Attempts to reach Damigo were unsuccessful.
In a recorded message that he tweeted on Aug. 12, Damigo said police violated his right to peaceably assemble when they arrested him at the Charlottesville rally and that he is speaking to lawyers about a possible lawsuit.
“The more they squeeze, the more try to grab hold and shut us down, the more we slip through their fingers,” he said in the message. “This is a huge victory for us. This is uniting us in a way I don’t think we could have ever been united before.”
Dillon Ulysses Hopper, a Marine veteran, is the leader of white supremacist group Vanguard America.
At least two other veterans made headlines for connection to Saturday’s rally.
James Alex Fields Jr. was arrested and charged with second-degree murder after he allegedly rammed a car into a crowd of counter-protesters and killed a woman.
Fields washed out of the Army only four months after starting basic training for “failure to meet training standards,” officials said.
Marine veteran Dillon Ulysses Hopper is the leader of the white supremacist group Vanguard America. It is unclear if he was at the rally, but many of his group’s members were.
The former staff sergeant served in the Marine Corps from July 2006 until Jan. 30 as a fire support Marine, information security technician and a recruiter, according to Manpower & Reserve Affairs.
All four military service chiefs have issued statements decrying racism in the wake of the the rally that turned bloody.
“The Army doesn’t tolerate racism, extremism, or hatred in our ranks,” Army Chief of Staff Gen.

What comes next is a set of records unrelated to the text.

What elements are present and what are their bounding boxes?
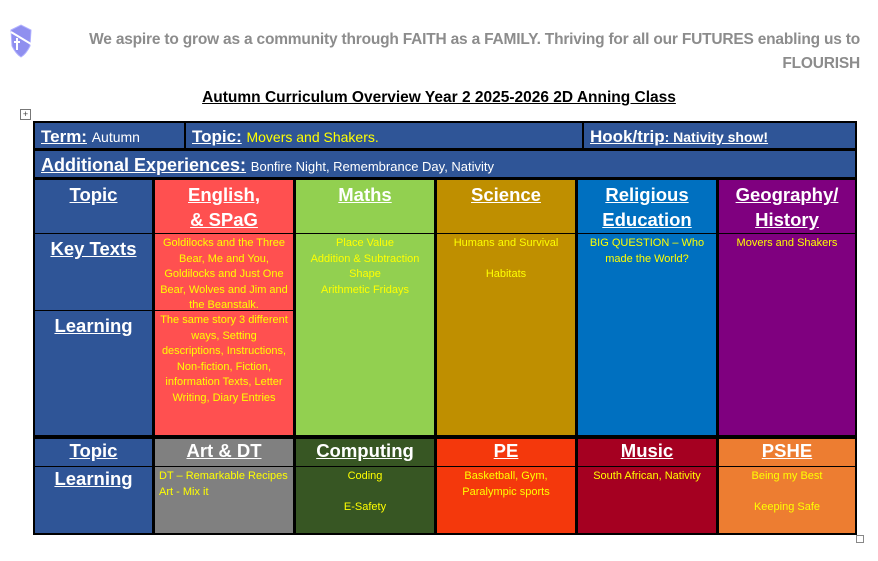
- school-motto: We aspire to grow as a community through…: [89, 31, 860, 72]
- row-label-learning-2: Learning: [35, 467, 152, 533]
- geography-history-content: Movers and Shakers: [719, 234, 855, 435]
- subject-header-music: Music: [578, 439, 716, 466]
- hook-value: : Nativity show!: [664, 129, 769, 145]
- additional-label: Additional Experiences:: [41, 155, 247, 175]
- science-content: Humans and Survival Habitats: [437, 234, 575, 435]
- hook-label: Hook/trip: [590, 127, 665, 146]
- maths-content: Place Value Addition & Subtraction Shape…: [296, 234, 434, 435]
- term-value: Autumn: [91, 129, 140, 145]
- table-move-handle-icon[interactable]: +: [20, 109, 31, 120]
- subject-header-pe: PE: [437, 439, 575, 466]
- re-content: BIG QUESTION – Who made the World?: [578, 234, 716, 435]
- english-learning: The same story 3 different ways, Setting…: [155, 311, 293, 435]
- row-label-topic: Topic: [35, 180, 152, 233]
- topic-label: Topic:: [192, 127, 242, 146]
- subject-header-pshe: PSHE: [719, 439, 855, 466]
- subject-header-geography-history: Geography/ History: [719, 180, 855, 233]
- art-dt-content: DT – Remarkable Recipes Art - Mix it: [155, 467, 293, 533]
- english-key-texts: Goldilocks and the Three Bear, Me and Yo…: [155, 234, 293, 310]
- table-resize-handle[interactable]: [856, 535, 864, 543]
- subject-header-computing: Computing: [296, 439, 434, 466]
- pe-content[interactable]: Basketball, Gym, Paralympic sports: [437, 467, 575, 533]
- curriculum-table: Term: Autumn Topic: Movers and Shakers. …: [33, 121, 857, 535]
- topic-value: Movers and Shakers.: [246, 129, 379, 145]
- additional-experiences-cell: Additional Experiences: Bonfire Night, R…: [35, 151, 855, 177]
- pshe-content: Being my Best Keeping Safe: [719, 467, 855, 533]
- term-label: Term:: [41, 127, 87, 146]
- hook-cell: Hook/trip: Nativity show!: [584, 123, 855, 148]
- additional-value: Bonfire Night, Remembrance Day, Nativity: [250, 159, 495, 174]
- document-title: Autumn Curriculum Overview Year 2 2025-2…: [202, 89, 676, 106]
- subject-header-art-dt: Art & DT: [155, 439, 293, 466]
- term-cell: Term: Autumn: [35, 123, 184, 148]
- row-label-key-texts: Key Texts: [35, 234, 152, 310]
- row-label-learning: Learning: [35, 311, 152, 435]
- row-label-topic-2: Topic: [35, 439, 152, 466]
- music-content: South African, Nativity: [578, 467, 716, 533]
- topic-cell: Topic: Movers and Shakers.: [186, 123, 582, 148]
- computing-content: Coding E-Safety: [296, 467, 434, 533]
- subject-header-re: Religious Education: [578, 180, 716, 233]
- shield-cross-icon: [10, 24, 32, 58]
- subject-header-science: Science: [437, 180, 575, 233]
- subject-header-maths: Maths: [296, 180, 434, 233]
- subject-header-english: English, & SPaG: [155, 180, 293, 233]
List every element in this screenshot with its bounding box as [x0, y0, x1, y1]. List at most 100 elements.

Mark Milley tweeted on Wednesday. “It’s against our Values and everything we’ve stood for since 1775.”
Marine Corps Commandant Gen. Robert Neller made clear that racism has no place in the Corps.
“Our core values of Honor, Courage, and Commitment frame the way Marines live and act,” Neller tweeted on Tuesday. “Bigotry and racial extremism run contrary to these core values.”